Other Legislative and Regulatory Initiatives
The payment card sector also faces continuing scrutiny in connection
with the fees merchants pay to accept cards and terms of merchant
rules and contracts. Regulators and legislators outside the U.S. have
focused on the way bankcard network members collectively set the
“interchange” (that is, the fee paid by the bankcard merchant acquirer
to the card issuer in “four-party” payment networks, like Visa and
MasterCard). Although, unlike the Visa and MasterCard networks, the
American Express “three-party” payment network does not have
interchange fees or collectively set any fees, antitrust actions and
government regulation relating to merchant pricing or terms of
merchant rules and contracts could affect all networks.
In January 2012, the European Commission (the Commission)

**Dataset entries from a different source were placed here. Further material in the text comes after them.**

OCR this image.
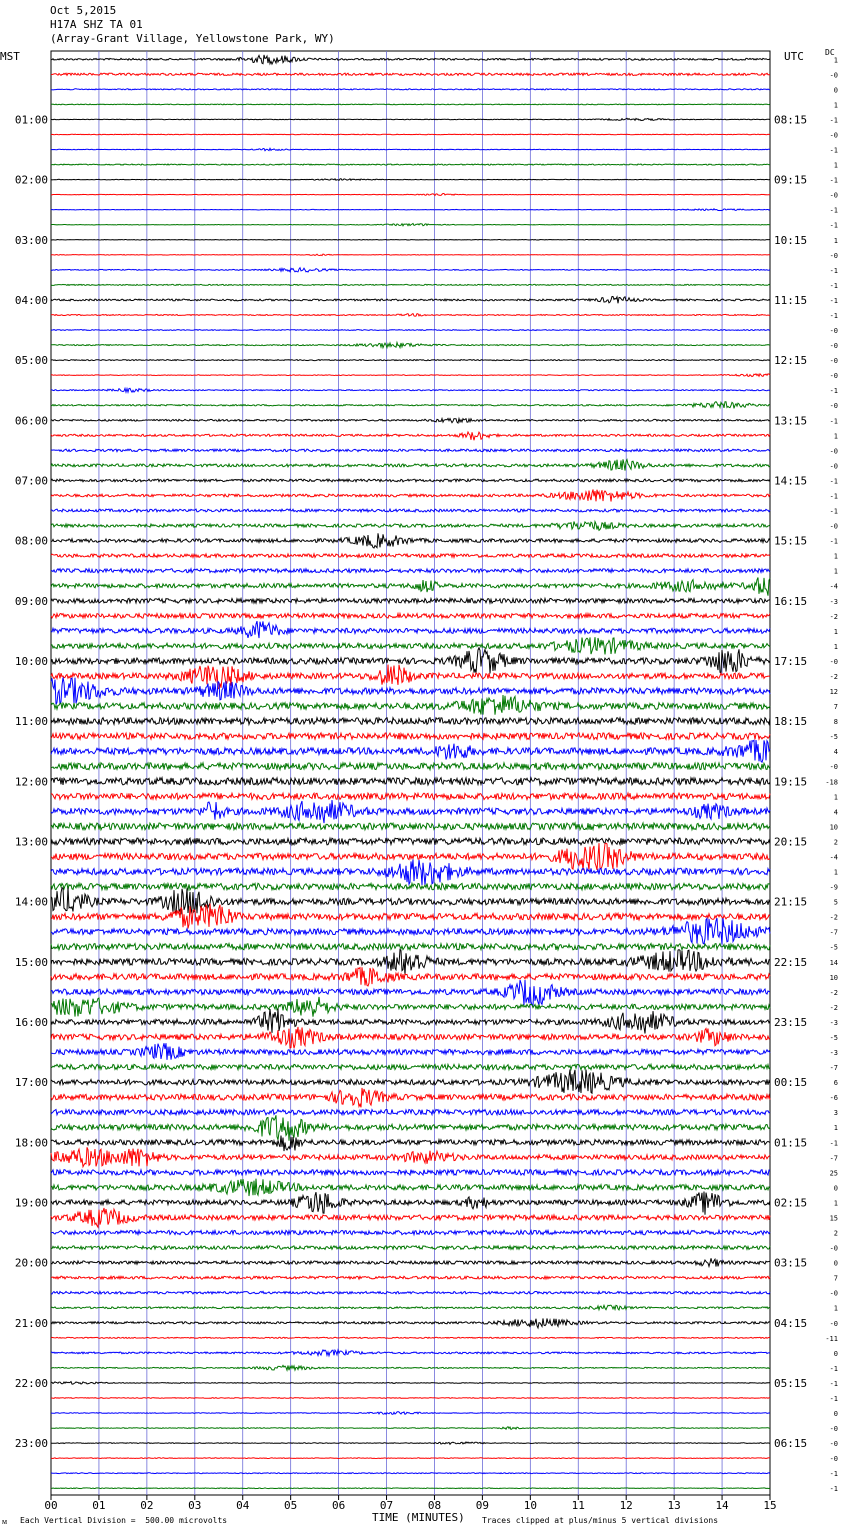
Oct 5,2015
H17A SHZ TA 01
(Array-Grant Village, Yellowstone Park, WY)
MST	UTC	DC
1
-0
0
1
-1
-0
-1
1
-1
-0
-1
-1
1
-0
-1
-1
-1
-1
-0
-0
-0
-0
-1
-0
-1
1
-0
-0
-1
-1
-1
-0
-1
1
1
-4
-3
-2
1
1
-0
-2
12
7
8
-5
4
-0
-18
1
4
10
2
-4
1
-9
5
-2
-7
-5
14
10
-2
-2
-3
-5
-3
-7
6
-6
3
1
-1
-7
25
0
1
15
2
-0
0
7
-0
1
-0
-11
0
-1
-1
-1
0
-0
-0
-0
-1
-1
01:00
02:00
03:00
04:00
05:00
06:00
07:00
08:00
09:00
10:00
11:00
12:00
13:00
14:00
15:00
16:00
17:00
18:00
19:00
20:00
21:00
22:00
23:00
08:15
09:15
10:15
11:15
12:15
13:15
14:15
15:15
16:15
17:15
18:15
19:15
20:15
21:15
22:15
23:15
00:15
01:15
02:15
03:15
04:15
05:15
06:15
00	01	02	03	04	05	06	07	08	09	10	11	12	13	14	15
ᴍ Each Vertical Division =  500.00 microvolts	TIME (MINUTES) Traces clipped at plus/minus 5 vertical divisions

published a Green Paper (a document to begin a process of
consultation toward potential regulation) covering a range of issues
affecting the payments industry. The Commission completed the
consultation process and on July 24, 2013, issued its
recommendations, which included draft legislation now under
consideration within the European Parliament. The Commission’s
recommendations included a number of proposals that would likely
have significant impact across the industry and would apply either in
whole or in part to American Express. The proposed changes include:
Price caps — The Commission proposed capping interchange fees at
20 basis points for debit and prepaid cards and 30 basis points for
credit and charge cards. Although American Express does not have
interchange fees like four-party networks such as Visa and
MasterCard have, the caps would be deemed to apply to elements of
the financial arrangements agreed between American Express and
each GNS partner in the European Union (the EU). The discount
rates American Express agrees with merchants would not be
capped, but the interchange caps could exert downward pressures
on merchant fees across the industry, including American Express
discount rates. The Commission would exclude commercial card
transactions generally from the scope of these caps.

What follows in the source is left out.